Check whether your program works
It's not a enough --- in fact it's very little --- to have a program which runs and gives you some output. It needs to be the right output. You should therefore construct tests, which are things that the correct program should be able to do, but an incorrect program should not. This means that:
Try to write tests for the component functions, as well as the program as a whole. That way you can see where failures are. Also, it's easier to figure out what the right answers should be for small parts of the problem than the whole.
Try to write tests as very small function which call the component you're testing with controlled input values. For instance, a test for a function which supposedly calculates derivatives might check whether it gets the derivative of x2 or 7e-5x right at ten randomly-chosen points. The testing function should warn you if the computed derivatives differ by more than a tolerance you specify from the actual derivatives. (That's why you're using such simple functions.)
With statistical procedures, tests can look at average or distributional results.
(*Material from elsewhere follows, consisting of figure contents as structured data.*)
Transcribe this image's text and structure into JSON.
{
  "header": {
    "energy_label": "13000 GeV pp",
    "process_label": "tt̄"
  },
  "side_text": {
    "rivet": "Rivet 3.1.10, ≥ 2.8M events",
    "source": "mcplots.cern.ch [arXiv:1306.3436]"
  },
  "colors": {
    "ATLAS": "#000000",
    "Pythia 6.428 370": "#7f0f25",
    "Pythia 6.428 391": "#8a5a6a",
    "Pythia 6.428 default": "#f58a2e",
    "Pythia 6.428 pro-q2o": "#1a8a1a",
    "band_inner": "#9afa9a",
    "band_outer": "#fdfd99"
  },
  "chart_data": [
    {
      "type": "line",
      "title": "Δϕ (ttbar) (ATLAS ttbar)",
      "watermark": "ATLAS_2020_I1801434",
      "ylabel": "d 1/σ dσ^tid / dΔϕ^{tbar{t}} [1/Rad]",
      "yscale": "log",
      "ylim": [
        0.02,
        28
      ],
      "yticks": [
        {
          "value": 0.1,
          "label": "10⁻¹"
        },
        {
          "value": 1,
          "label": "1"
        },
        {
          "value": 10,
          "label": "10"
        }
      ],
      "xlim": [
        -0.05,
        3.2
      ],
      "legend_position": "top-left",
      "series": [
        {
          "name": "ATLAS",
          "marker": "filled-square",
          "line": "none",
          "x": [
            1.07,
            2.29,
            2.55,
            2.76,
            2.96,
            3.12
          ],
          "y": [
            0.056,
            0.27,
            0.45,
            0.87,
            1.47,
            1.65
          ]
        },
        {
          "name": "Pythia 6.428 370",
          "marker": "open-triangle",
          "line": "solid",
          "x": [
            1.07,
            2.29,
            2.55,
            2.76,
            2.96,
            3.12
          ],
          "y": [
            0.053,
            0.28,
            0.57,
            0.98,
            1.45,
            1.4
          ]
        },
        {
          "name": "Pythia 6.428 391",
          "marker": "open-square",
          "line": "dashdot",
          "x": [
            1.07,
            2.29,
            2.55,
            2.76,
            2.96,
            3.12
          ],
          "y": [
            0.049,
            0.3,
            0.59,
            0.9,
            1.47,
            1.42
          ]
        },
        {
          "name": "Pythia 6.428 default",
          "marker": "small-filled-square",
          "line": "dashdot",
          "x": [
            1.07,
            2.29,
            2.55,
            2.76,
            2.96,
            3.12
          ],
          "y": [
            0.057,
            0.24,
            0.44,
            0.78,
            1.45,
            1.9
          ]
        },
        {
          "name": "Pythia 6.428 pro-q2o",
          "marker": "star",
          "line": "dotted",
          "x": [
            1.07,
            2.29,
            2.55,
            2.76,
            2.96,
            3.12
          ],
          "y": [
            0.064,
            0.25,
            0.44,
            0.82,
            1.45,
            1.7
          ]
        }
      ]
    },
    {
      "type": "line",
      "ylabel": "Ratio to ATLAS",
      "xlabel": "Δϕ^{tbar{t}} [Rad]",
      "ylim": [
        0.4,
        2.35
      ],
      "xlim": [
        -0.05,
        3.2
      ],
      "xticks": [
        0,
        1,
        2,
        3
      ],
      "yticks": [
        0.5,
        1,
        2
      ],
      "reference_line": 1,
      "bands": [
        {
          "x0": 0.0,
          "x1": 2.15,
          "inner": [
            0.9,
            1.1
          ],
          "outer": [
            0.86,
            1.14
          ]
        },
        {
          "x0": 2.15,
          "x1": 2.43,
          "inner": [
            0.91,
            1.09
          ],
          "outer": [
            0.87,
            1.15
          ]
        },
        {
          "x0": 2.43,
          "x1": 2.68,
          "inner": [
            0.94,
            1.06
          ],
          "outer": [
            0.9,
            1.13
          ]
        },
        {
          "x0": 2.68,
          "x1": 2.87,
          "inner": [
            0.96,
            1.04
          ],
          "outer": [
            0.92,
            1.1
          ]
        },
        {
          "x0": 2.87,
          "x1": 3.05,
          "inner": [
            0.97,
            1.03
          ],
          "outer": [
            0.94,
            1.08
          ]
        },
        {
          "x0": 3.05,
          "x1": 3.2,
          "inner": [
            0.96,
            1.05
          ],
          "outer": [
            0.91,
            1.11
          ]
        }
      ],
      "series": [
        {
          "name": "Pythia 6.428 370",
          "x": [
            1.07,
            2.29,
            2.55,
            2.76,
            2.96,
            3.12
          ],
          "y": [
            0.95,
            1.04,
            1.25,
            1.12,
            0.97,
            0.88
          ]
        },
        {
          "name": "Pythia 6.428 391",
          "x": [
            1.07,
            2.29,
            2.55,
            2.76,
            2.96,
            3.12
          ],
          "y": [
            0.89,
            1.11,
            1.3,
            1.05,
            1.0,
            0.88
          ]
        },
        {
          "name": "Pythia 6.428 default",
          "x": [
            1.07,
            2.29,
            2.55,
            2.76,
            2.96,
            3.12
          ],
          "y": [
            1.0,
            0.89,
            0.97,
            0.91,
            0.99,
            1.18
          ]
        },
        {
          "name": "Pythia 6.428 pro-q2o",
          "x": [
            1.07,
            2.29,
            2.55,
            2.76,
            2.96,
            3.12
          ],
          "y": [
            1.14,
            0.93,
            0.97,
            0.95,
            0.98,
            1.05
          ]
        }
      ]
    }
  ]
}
For example, I once wrote a program to estimate some parameters by maximum likelihood; I could then use the fact that a likelihood ratio test should have a chi-squared distribution to check that the estimation part was working properly.
Of course, unless you are very clever, or the problem is very simple, a program could pass all your tests and still be wrong, but a program which fails your tests is definitely not right.
(Some people would actually advise writing your tests before writing any actual functions. They have their reasons but I think that's overkill for my courses.)
Don't give up; complain!
Sometimes you may be convinced that I have given you an impossible programming assignment, or may not be able to get some of the class code to work properly, etc. In these cases, do not just turn in nothing saying "I couldn't get the data file to load". Let me know. Most likely, either there is a trick which I forgot to mention, or I made a mistake in writing out the assignment. Either way, you are much better off telling me and getting help than you are turning in nothing. Of course, this presumes that you start the homework earlier than the night before it's due.
Avoid iteration
This one is very much specific to R. Explicit iteration in R is slow. (We could talk about the reasons for that sometime if you're interested.) In many languages, this would be a reasonable way of summing two vectors:
for (i in 1:length(a)) {
  c[i] = a[i] + b[i]
}
In R, this is stupid. R is designed to do all this in a single "vectorized" operation:
c = a + b
Since we need to add vectors all the time, this is an instance of using a single function repeatedly, rather than writing the same loop many times. (R just happens to call the function "+".) It is also orders of magnitude faster than the explicit loop, if the vectors are at all long. Wherever possible, vectorize your operations. (The apply() function and its relatives are your friends.) With practice, this gets easier and more natural.